Puh-fucking-lease. I've got two words for you: idealogues and lunatics. Truman, LBJ, and Carter (and Clinton) didn't nominate either to the Supreme Court, they nominated moderates. Reagan tried to give us Ginsburg and Bork and gave us Scalia, definite idealogues all. Bush I gave us Thomas, full-blown idealogue and borderline lunatic (natural law, anyone?). Bush II skipped the idealogue part and has gone straight to lunatics like Priscilla Ownes.
Entrenchment, my dear little friend, is what happens when you nominate the fringe to run a country that is basically moderate in nature.
What exactly does "qualified" mean? Since GWB is not nominating "qualified" liberals, it has to in some respect (given how judges are confirmed) be ideological. To deny this is specious, esp. given those in power clearly care about ideology, more so than their predecessors in various respects.
As to district judges. Half a point there. In fact, district judges are quite powerful in deciding the fates of the people in front of them -- unlike appeals judges, they act alone. Their rulings are often appealed, but their judgment is generally followed, and the appeals process takes years.
As to states won. Bush "won" Florida by around 600 votes the last time around. The "winner take all" system skewers things nicely, but this was not addressed by the rebuttal. Unclear why.
Finally, as addressed by the original post, electoral results are not always perfect windows into the electorate. Choices based on strong opinions on certain issues (e.g., the war) result in appointees that the population at large is much less supportive of.
The fact that presidents just don't cut taxes or fight wars against Saddam (etc.) but choose strongly ideological administrators and judges is rarely on the minds of many voters. This is unfortunate though various checks are in place to temper the problem.
Checks less useful these days with a single party gov't with little sense of restraint, thus the truth of the piece.
The statement that voting is skewered to single issues and so forth is actually shown in various pol sci research. It is not a lib/conservative thing either.
As the Bush voters per se, actually the rhetoric put forth at election time is moderate, though his actual actions belie the rhetoric. But, I'm not saying this is unique to one party, as you seem to imply.
I'm unclear about the sarcasm in respect to my "skewers" comment. Simply put, 50% + one person (in theory) can lead to the win of the state of Calfornia. This does not mean 100% of Calfornians support the winner, talk of 'mandate' and so forth. Again, this is not a party thing per se. Some other year, Reps might be negatively affected.
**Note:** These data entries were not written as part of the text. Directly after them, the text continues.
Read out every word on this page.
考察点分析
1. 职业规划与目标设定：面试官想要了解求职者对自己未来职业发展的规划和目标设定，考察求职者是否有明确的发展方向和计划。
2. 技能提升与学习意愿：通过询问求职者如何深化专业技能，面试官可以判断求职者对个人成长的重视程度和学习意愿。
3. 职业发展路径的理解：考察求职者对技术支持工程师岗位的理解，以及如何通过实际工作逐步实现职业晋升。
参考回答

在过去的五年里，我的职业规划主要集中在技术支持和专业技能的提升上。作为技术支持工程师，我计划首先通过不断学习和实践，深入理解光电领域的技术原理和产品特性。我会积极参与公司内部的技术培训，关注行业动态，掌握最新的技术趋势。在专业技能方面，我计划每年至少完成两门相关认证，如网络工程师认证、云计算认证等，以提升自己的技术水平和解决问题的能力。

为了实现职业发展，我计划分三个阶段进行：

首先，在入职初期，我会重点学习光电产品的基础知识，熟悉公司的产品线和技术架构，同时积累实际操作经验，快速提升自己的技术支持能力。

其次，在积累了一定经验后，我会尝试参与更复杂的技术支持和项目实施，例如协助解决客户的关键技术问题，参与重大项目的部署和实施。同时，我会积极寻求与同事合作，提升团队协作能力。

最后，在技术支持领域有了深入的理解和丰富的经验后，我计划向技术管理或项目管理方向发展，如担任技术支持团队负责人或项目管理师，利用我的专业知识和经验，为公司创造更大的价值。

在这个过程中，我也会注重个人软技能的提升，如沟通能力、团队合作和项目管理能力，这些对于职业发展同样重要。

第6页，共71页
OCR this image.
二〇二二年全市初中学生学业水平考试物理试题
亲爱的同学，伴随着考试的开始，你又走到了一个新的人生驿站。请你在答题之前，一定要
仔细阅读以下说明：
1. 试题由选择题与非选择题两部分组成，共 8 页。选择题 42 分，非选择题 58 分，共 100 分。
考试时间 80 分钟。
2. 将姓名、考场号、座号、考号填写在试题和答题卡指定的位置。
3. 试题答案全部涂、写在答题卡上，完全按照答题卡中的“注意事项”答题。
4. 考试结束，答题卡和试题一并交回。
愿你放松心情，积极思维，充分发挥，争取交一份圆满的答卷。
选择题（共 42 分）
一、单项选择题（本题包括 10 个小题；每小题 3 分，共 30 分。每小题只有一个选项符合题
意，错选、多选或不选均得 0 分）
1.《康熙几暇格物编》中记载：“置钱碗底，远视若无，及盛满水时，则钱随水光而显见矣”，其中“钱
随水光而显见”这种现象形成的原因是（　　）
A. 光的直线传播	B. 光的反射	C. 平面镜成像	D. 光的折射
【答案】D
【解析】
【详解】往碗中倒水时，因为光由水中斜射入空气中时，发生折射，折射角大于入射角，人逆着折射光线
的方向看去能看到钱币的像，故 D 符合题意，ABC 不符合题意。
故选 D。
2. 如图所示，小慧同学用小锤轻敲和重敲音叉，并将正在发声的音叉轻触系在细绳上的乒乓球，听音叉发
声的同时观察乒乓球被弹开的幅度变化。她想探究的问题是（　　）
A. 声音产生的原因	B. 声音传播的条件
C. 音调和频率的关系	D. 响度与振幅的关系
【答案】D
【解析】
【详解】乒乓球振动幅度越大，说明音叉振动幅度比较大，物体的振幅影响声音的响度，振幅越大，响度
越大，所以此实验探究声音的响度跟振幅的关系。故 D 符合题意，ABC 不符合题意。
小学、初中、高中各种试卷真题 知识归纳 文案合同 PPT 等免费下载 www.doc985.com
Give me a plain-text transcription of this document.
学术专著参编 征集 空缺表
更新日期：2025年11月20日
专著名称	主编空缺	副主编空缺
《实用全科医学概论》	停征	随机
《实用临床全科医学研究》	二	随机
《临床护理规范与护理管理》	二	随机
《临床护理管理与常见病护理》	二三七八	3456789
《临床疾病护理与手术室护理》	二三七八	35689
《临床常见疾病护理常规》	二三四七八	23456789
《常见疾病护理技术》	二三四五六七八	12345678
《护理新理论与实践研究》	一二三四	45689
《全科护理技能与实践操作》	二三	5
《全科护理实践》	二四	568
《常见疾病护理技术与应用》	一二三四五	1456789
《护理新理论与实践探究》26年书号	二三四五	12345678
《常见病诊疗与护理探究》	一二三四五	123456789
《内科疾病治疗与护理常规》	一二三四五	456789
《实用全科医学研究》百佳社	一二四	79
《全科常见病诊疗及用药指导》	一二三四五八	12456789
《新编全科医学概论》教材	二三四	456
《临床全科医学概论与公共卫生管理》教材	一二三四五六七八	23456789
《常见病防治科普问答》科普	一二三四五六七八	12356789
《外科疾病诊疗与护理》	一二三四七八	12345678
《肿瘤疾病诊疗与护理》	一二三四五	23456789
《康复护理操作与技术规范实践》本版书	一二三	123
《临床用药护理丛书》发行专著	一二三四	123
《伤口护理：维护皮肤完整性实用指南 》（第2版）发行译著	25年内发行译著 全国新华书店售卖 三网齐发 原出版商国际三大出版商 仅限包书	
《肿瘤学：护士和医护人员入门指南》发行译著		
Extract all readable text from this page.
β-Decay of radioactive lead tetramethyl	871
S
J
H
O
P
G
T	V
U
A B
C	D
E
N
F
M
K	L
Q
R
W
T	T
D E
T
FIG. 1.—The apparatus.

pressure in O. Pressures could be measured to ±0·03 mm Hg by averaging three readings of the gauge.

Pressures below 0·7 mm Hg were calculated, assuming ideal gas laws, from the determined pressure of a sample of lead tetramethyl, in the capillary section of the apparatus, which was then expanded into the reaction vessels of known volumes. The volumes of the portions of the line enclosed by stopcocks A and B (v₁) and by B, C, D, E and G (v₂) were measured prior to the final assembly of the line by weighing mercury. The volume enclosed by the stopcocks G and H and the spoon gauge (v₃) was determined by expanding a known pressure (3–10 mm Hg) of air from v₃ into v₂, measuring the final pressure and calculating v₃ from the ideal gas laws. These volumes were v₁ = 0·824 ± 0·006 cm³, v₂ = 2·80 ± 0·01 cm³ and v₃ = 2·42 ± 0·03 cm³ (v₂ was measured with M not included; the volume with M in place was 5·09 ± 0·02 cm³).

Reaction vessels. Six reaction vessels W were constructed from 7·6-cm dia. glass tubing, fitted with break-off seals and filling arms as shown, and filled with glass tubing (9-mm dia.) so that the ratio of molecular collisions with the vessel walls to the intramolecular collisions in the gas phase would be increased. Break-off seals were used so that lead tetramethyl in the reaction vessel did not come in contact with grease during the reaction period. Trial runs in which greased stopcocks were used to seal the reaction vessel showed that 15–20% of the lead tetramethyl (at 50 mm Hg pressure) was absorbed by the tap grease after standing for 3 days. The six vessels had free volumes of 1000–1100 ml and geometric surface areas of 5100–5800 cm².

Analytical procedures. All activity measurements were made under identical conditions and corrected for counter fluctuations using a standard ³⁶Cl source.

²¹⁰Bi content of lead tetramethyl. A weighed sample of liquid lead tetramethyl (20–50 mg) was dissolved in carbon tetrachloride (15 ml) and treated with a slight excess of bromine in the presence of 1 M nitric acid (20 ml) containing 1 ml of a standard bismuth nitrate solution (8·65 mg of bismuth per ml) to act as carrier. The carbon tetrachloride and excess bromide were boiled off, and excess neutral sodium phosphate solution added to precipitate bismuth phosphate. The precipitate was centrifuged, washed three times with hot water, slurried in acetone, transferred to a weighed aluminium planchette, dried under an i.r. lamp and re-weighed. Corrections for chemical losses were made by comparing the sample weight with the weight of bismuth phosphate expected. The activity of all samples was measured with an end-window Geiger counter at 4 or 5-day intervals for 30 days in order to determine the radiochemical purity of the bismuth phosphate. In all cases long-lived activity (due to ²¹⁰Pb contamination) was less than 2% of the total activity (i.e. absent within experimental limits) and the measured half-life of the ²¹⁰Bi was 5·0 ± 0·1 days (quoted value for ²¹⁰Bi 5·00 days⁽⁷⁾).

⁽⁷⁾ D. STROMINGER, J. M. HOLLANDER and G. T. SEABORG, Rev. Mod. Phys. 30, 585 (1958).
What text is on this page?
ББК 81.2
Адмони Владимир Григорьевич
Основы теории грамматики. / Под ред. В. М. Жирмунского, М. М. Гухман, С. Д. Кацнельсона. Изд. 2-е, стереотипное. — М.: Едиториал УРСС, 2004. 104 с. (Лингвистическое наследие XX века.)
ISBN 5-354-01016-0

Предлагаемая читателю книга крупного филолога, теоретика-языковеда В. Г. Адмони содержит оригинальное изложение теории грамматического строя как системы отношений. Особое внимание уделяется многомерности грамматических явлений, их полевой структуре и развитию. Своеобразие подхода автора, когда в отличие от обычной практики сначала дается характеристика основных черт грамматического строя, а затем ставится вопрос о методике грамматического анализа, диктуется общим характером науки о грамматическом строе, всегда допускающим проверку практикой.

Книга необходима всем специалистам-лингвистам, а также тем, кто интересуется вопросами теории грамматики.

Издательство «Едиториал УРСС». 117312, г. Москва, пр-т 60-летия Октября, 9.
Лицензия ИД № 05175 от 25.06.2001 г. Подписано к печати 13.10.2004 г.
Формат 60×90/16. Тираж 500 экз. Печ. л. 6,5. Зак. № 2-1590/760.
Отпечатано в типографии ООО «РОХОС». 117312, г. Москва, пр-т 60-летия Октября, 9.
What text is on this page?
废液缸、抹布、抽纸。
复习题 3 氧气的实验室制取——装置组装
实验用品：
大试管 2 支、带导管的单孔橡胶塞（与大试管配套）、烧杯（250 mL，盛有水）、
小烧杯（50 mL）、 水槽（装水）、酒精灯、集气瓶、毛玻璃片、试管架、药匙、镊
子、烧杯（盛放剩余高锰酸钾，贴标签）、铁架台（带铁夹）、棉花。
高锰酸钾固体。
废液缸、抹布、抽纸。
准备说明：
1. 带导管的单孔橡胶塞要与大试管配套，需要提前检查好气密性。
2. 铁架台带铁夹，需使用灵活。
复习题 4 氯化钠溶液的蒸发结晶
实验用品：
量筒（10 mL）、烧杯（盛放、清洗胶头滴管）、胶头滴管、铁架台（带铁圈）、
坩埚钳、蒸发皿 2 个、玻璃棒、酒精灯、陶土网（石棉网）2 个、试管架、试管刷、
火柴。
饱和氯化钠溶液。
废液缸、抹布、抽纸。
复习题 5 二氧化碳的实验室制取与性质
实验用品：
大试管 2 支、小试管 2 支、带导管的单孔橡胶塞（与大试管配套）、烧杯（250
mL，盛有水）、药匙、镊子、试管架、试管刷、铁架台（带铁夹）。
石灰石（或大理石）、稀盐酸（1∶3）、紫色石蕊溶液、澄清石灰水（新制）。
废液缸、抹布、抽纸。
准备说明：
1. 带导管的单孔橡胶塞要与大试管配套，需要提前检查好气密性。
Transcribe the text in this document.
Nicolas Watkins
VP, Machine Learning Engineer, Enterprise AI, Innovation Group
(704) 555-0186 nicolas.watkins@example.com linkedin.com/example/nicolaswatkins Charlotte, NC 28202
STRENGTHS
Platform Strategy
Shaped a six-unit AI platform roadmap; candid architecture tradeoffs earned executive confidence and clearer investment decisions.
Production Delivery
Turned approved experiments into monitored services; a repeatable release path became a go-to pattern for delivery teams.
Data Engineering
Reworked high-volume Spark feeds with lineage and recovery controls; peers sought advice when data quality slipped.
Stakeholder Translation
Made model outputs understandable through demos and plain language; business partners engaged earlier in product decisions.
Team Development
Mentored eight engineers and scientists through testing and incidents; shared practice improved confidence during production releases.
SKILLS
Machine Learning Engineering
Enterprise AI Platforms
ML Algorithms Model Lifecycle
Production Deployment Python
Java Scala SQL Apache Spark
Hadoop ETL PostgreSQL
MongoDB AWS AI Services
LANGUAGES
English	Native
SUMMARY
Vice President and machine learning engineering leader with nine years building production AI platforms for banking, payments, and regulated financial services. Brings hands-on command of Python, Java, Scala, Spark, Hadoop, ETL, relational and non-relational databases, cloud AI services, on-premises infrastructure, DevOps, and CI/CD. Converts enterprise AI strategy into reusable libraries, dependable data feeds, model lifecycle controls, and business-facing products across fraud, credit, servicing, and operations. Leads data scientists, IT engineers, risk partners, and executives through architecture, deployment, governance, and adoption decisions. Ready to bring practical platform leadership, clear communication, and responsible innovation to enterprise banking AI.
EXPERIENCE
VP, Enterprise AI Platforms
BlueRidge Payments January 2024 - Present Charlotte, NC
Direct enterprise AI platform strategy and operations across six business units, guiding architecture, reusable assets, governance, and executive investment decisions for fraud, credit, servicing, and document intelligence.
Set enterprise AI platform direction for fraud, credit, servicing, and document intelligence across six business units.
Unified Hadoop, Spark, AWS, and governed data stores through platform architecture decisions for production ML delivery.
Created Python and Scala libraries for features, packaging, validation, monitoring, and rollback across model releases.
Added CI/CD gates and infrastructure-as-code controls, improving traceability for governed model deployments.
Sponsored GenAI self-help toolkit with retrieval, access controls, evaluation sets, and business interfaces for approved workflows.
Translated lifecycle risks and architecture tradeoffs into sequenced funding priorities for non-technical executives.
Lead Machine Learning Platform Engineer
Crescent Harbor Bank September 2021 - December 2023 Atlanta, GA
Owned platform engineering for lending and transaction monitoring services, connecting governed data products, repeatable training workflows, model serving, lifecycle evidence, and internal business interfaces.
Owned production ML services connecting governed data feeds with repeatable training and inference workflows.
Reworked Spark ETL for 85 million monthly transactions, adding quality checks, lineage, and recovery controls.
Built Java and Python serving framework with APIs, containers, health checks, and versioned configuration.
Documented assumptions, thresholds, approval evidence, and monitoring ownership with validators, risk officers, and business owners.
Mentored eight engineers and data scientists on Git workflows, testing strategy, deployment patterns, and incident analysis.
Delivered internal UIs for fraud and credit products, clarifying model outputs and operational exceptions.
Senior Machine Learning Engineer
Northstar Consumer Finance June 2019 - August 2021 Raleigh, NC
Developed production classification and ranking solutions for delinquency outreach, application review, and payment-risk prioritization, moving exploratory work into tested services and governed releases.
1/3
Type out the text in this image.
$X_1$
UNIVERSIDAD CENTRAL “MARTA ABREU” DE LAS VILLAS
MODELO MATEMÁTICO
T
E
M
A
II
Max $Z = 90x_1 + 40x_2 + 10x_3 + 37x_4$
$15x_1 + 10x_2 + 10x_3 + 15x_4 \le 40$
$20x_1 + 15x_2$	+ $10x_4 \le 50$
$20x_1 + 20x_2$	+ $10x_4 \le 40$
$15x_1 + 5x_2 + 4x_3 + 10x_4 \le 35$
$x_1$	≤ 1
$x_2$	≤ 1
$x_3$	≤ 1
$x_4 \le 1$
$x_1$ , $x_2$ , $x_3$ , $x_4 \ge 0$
Point #1 basically answers your final response, which again mixes more partisan rhetoric than clear analysis. One need not read the NYT to understand that voters might support a candidate for various reasons, while not agreeing with all his or her views.
For instance, many voted for Tony Blair, but opposed his stance on the war. Just because Blair won does not mean all the things he believes was accepted by the electorate.
Such is the case in the States too and our system respects minority views even more than a parliamentary system ... even though our current situation is starting to feel like one too.